But those [wives] from whom you feararrogance — [first] advise them; [then if they persist], forsake them in bed; and [finally] strike them.
The verse seems unambiguous. But the fact that a husband was enjoined to strike an “arrogant” wife occasioned discomfort; medieval commentators squirm when they come to the verse. The great early exegete al-Tabari, who died in 923 and whose huge commentary assimilates many earlier authorities, searched for a bit of wiggle room. If you must resort to beating your wife, he says, don’t break her bones; in fact, it’s quite permissible to beat her with “a toothpick”. Al-Tabari can’t contravene the text, but he can soften it. Two centuries later, al-Zamakhshari, another Sunni exegete, would warn husbands not to use “violent force”, nor to strike a wife in the face, and he quoted a saying attributed to the Prophet: “Hang your whip where your household may see it.” This sounds harsh, but the whip is displayed as a deterrent; the threat of force, rather than force itself, suffices.

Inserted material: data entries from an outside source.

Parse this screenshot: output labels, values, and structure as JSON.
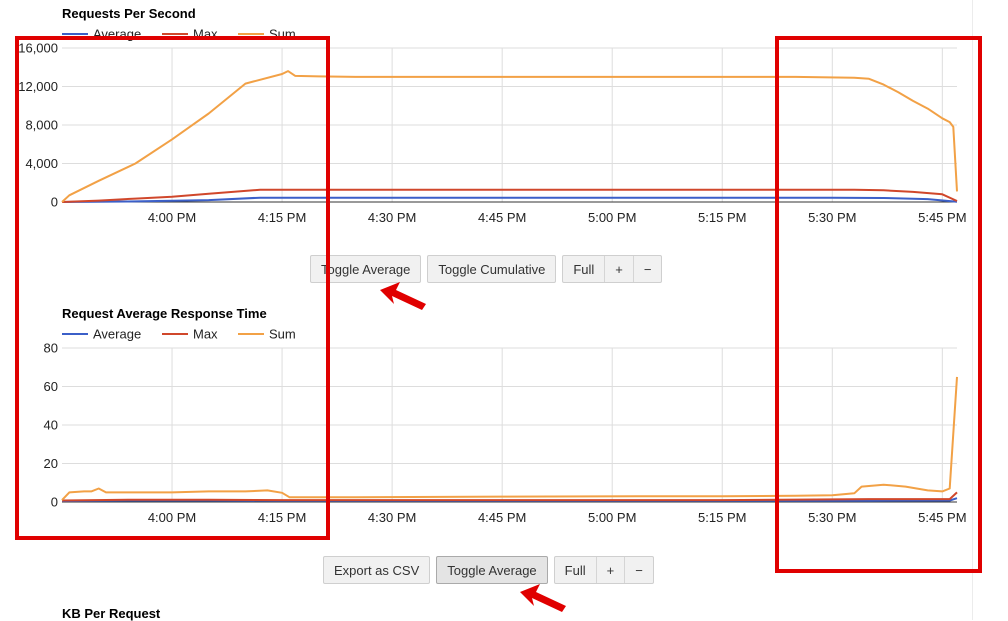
{
  "colors": {
    "average": "#3b5fc8",
    "max": "#d0472b",
    "sum": "#f2a146",
    "annotation": "#e00000",
    "grid": "#dddddd"
  },
  "legend": [
    "Average",
    "Max",
    "Sum"
  ],
  "chart_data": [
    {
      "type": "line",
      "title": "Requests Per Second",
      "x_ticks": [
        "4:00 PM",
        "4:15 PM",
        "4:30 PM",
        "4:45 PM",
        "5:00 PM",
        "5:15 PM",
        "5:30 PM",
        "5:45 PM"
      ],
      "x_tick_minutes": [
        15,
        30,
        45,
        60,
        75,
        90,
        105,
        120
      ],
      "xlim_minutes": [
        0,
        122
      ],
      "y_ticks": [
        "0",
        "4,000",
        "8,000",
        "12,000",
        "16,000"
      ],
      "ylim": [
        0,
        16000
      ],
      "legend_position": "top-left",
      "grid": true,
      "series": [
        {
          "name": "Average",
          "points": [
            [
              0,
              0
            ],
            [
              10,
              60
            ],
            [
              20,
              200
            ],
            [
              27,
              450
            ],
            [
              35,
              450
            ],
            [
              60,
              450
            ],
            [
              90,
              450
            ],
            [
              105,
              450
            ],
            [
              112,
              420
            ],
            [
              118,
              300
            ],
            [
              122,
              20
            ]
          ]
        },
        {
          "name": "Max",
          "points": [
            [
              0,
              0
            ],
            [
              5,
              150
            ],
            [
              10,
              350
            ],
            [
              15,
              550
            ],
            [
              20,
              850
            ],
            [
              25,
              1150
            ],
            [
              27,
              1280
            ],
            [
              40,
              1280
            ],
            [
              60,
              1270
            ],
            [
              90,
              1270
            ],
            [
              108,
              1270
            ],
            [
              112,
              1220
            ],
            [
              116,
              1050
            ],
            [
              120,
              800
            ],
            [
              122,
              100
            ]
          ]
        },
        {
          "name": "Sum",
          "points": [
            [
              0,
              0
            ],
            [
              1,
              700
            ],
            [
              5,
              2200
            ],
            [
              10,
              4000
            ],
            [
              15,
              6500
            ],
            [
              20,
              9200
            ],
            [
              25,
              12300
            ],
            [
              30,
              13300
            ],
            [
              30.8,
              13600
            ],
            [
              31.8,
              13100
            ],
            [
              35,
              13050
            ],
            [
              40,
              13000
            ],
            [
              45,
              13000
            ],
            [
              50,
              13000
            ],
            [
              60,
              13000
            ],
            [
              70,
              13000
            ],
            [
              80,
              13000
            ],
            [
              90,
              13000
            ],
            [
              100,
              13000
            ],
            [
              108,
              12900
            ],
            [
              110,
              12800
            ],
            [
              112,
              12200
            ],
            [
              114,
              11400
            ],
            [
              116,
              10500
            ],
            [
              118,
              9700
            ],
            [
              120,
              8700
            ],
            [
              121,
              8300
            ],
            [
              121.5,
              7800
            ],
            [
              122,
              1100
            ]
          ]
        }
      ]
    },
    {
      "type": "line",
      "title": "Request Average Response Time",
      "x_ticks": [
        "4:00 PM",
        "4:15 PM",
        "4:30 PM",
        "4:45 PM",
        "5:00 PM",
        "5:15 PM",
        "5:30 PM",
        "5:45 PM"
      ],
      "x_tick_minutes": [
        15,
        30,
        45,
        60,
        75,
        90,
        105,
        120
      ],
      "xlim_minutes": [
        0,
        122
      ],
      "y_ticks": [
        "0",
        "20",
        "40",
        "60",
        "80"
      ],
      "ylim": [
        0,
        80
      ],
      "legend_position": "top-left",
      "grid": true,
      "series": [
        {
          "name": "Average",
          "points": [
            [
              0,
              0.5
            ],
            [
              10,
              0.8
            ],
            [
              20,
              0.8
            ],
            [
              30,
              0.6
            ],
            [
              60,
              0.6
            ],
            [
              90,
              0.6
            ],
            [
              110,
              0.7
            ],
            [
              121,
              0.8
            ],
            [
              122,
              2
            ]
          ]
        },
        {
          "name": "Max",
          "points": [
            [
              0,
              0.8
            ],
            [
              10,
              1.2
            ],
            [
              20,
              1.2
            ],
            [
              30,
              1
            ],
            [
              60,
              1
            ],
            [
              90,
              1
            ],
            [
              110,
              1.5
            ],
            [
              121,
              1.5
            ],
            [
              122,
              5
            ]
          ]
        },
        {
          "name": "Sum",
          "points": [
            [
              0,
              1
            ],
            [
              1,
              5
            ],
            [
              3,
              5.5
            ],
            [
              4,
              5.5
            ],
            [
              5,
              7
            ],
            [
              6,
              5
            ],
            [
              10,
              5
            ],
            [
              15,
              5
            ],
            [
              20,
              5.5
            ],
            [
              25,
              5.5
            ],
            [
              28,
              6
            ],
            [
              30,
              4.8
            ],
            [
              31,
              2.5
            ],
            [
              40,
              2.5
            ],
            [
              60,
              2.8
            ],
            [
              80,
              3
            ],
            [
              90,
              3
            ],
            [
              100,
              3.2
            ],
            [
              105,
              3.5
            ],
            [
              108,
              4.5
            ],
            [
              109,
              8
            ],
            [
              112,
              9
            ],
            [
              115,
              8
            ],
            [
              118,
              6
            ],
            [
              120,
              5.5
            ],
            [
              121,
              7
            ],
            [
              122,
              65
            ]
          ]
        }
      ]
    }
  ],
  "buttons_top": {
    "toggle_average": "Toggle Average",
    "toggle_cumulative": "Toggle Cumulative",
    "full": "Full",
    "plus": "+",
    "minus": "−"
  },
  "buttons_mid": {
    "export_csv": "Export as CSV",
    "toggle_average": "Toggle Average",
    "full": "Full",
    "plus": "+",
    "minus": "−"
  },
  "next_chart_title": "KB Per Request"
}
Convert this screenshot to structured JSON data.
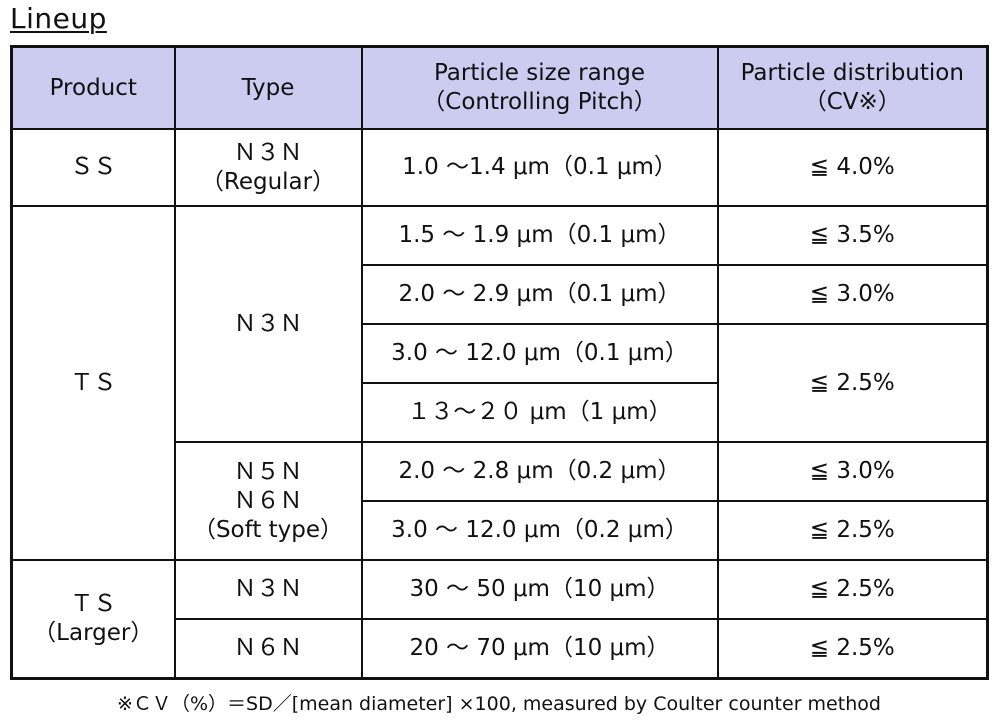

For the commentators, the problem with this passage wasn’t so much the permissibility of wife-beating (though that troubled them), but the fact that the injunction ran counter to the example of the Prophet. Since Muhammad himself never struck his wives, and, in fact, disapproved of such measures, the Koran here seems to be at odds with prophetic tradition, that normative behaviour known as the Sunnah (literally “custom”, but, by extension, the personal comportment of the Prophet, which all Muslims should imitate). The solution the commentators adopted was to uphold the revealed text while mitigating its application. Khalidi is, of course, aware of this; he smuggles the commentators’ qualms into his own version, which reads: “And those you fear may rebel, admonish, and abandon them in their beds, and smack them.” That smack is the sort of light touch, as it were, which respects the text while playfully modifying it. Tabari would have applauded.